Paul McLaughlinWebsite
Canadian architecture student Gordon Graff attracted worldwide interest when he designed SkyFarm, a 59-storey farm for downtown Toronto.
What inspired you to design a vertical farm?
Sometime in 2006, when I was first working on my masters at the University of Waterloo, I knew I wanted to focus on how to turn a city like Toronto into a truly ecologically sustainable city. What frustrated me was that food was rarely in the discussion. It was all about reducing energy use and other fantastic things, but a big issue like the security of the food source of a city and the negative ecological impact of agriculture on the earth never came into the discussion. So I just sort of drifted toward the notion that it would be great if somehow we could actually produce food within cities.
What happened next?
In 2006 I was researching hydroponic configurations, and I came across a website for Dr. Dickson Despommier [a professor of environmental health science at Columbia University] called verticalfarm.com. Here was a professor not connected to architecture who was pushing for skyscraper farms. It was another actual voice out there, giving an academic basis to what I was doing. Around the same time I saw there was a competition to design skyscrapers, and everything just clicked.
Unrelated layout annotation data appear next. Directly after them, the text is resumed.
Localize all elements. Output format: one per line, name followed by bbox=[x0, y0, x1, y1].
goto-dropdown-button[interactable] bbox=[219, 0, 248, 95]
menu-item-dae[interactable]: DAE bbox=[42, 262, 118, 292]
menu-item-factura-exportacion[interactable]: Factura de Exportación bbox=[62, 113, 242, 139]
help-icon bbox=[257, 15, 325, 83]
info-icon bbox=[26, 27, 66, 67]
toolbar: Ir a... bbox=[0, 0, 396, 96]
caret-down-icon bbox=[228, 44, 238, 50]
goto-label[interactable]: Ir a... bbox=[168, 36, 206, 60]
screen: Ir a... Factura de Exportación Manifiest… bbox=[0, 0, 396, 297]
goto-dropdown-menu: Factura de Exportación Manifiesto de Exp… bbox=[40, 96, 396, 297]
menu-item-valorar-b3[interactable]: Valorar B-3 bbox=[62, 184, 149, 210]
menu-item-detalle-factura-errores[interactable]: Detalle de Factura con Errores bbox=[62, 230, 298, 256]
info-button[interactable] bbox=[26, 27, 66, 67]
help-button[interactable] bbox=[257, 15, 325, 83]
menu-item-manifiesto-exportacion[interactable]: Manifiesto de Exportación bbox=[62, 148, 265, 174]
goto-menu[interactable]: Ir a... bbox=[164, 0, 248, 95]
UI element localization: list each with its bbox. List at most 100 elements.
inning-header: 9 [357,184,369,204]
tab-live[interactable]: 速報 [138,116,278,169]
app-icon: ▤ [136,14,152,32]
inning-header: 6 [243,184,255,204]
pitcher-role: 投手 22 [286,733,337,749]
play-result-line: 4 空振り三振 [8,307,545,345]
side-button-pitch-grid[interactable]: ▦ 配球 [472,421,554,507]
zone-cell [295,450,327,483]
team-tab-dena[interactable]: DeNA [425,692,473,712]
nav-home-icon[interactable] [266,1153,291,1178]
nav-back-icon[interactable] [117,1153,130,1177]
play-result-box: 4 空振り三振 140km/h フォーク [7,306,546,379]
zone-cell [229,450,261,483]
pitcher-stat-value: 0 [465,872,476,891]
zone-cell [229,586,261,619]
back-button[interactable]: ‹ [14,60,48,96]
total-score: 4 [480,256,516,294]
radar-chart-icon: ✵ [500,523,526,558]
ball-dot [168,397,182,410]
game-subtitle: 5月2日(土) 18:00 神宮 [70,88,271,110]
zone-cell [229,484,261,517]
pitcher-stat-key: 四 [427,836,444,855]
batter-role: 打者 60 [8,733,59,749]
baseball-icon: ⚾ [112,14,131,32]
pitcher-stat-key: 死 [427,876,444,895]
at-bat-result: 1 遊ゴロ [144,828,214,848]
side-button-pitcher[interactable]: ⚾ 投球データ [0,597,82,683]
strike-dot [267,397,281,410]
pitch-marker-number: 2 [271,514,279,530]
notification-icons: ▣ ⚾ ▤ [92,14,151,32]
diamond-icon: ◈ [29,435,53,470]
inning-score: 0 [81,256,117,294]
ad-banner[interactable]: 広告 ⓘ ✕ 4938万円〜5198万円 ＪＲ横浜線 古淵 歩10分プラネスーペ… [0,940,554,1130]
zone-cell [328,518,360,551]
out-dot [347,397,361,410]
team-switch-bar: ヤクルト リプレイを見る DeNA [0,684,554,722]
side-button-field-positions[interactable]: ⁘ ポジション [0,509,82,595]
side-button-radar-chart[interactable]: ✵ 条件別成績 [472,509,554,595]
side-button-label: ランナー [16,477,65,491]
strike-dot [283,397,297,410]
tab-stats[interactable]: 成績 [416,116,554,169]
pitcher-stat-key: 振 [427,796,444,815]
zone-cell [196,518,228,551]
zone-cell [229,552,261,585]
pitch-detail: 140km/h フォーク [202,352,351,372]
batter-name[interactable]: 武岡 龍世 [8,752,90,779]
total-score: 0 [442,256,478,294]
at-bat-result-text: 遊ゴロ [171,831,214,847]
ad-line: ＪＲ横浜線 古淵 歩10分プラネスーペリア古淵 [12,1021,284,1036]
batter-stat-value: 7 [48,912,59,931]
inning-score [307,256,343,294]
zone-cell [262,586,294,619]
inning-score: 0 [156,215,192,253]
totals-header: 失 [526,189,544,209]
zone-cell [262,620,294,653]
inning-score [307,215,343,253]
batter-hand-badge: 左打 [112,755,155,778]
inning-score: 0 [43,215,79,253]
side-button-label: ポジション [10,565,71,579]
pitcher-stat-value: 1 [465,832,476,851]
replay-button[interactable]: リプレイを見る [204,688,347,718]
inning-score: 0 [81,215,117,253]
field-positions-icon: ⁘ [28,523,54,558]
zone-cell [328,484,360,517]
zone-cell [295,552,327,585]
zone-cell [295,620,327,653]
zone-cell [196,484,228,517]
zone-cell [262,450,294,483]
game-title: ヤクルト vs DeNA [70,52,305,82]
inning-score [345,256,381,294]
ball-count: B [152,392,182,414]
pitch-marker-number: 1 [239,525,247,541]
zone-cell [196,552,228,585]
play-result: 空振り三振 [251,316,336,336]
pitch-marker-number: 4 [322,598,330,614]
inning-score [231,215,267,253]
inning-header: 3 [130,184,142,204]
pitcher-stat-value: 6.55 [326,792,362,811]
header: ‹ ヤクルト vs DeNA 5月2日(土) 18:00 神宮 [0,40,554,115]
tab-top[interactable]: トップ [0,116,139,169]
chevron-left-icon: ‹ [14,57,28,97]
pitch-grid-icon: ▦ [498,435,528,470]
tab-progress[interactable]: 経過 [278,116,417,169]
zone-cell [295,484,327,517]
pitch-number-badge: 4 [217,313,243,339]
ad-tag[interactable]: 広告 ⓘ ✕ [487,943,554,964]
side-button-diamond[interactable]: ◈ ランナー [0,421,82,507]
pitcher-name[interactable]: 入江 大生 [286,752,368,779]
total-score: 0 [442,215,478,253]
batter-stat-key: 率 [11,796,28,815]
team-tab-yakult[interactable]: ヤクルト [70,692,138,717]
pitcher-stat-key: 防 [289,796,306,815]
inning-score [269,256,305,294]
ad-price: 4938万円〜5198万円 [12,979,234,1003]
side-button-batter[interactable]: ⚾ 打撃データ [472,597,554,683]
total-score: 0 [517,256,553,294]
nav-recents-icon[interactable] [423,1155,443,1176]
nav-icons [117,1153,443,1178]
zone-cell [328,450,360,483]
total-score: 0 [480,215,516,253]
You called your design SkyFarm.
I did it rather hastily, and it didn’t win. But Dickson put my drawing on his website and there was an incredible viral spreading of the design. BCME, an Australian publication, put it in their magazine. Global TV interviewed me. When the architecture magazine Azure said it wanted to do a story featuring the design, I figured I should put something better forward, and that led to the current iteration of the design.
This is the 60-storey building you proposed for downtown Toronto.
Yeah. It would have 2.7 million square feet of floor area and 9.5 million square feet of growing area and could feed about 40,000 people a year.
What are the main features of the building?
It’s really just a high-density hydroponic farm that has food growing on different floors. The building’s structure would be similar to that of a commercial or residential high-rise except for some small details. It would be a lot like a conventional greenhouse except the lighting would be artificial instead of sunlight.
What kind of lighting would you use?
LCD grow lights. Some would be on 24 hours a day, so the building would glow at night.
So it would use an awful lot of energy—
—and a lot of water.
How would you compensate for those requirements?
The building would have two key components: a small biogas plant and a “living machine.” The biogas plant would collect methane (natural gas) from the farm’s abundant plant waste, the grass “silage” growing on the south-facing wall, as well as the city’s sewers. The methane would be used to power a generator to deliver electricity to the building. The living machine would filter the farm’s water, recycling it back into the farm rather than into the city’s waste water system. With these two components in place, the SkyFarm would be extremely resource efficient.
What could be grown?
Technically any crop, but a few like rice, which requires a lot of water, are probably too costly to grow.
Is there any reason a vertical farm wouldn’t work?
There are definitely hurdles to overcome, but technologically and economically, vertical farms are viable. They just need the first investments by investors and/or governments to become a reality.
What’s the next step for you with this project?
After my master’s thesis is finished later this summer I plan to formalize a business plan for my design of a vertical farm embedded within a condo—an “agro-arcology.” I’ve been approached by a few developers about the concept, so the logical next step is to create a proper cost analysis.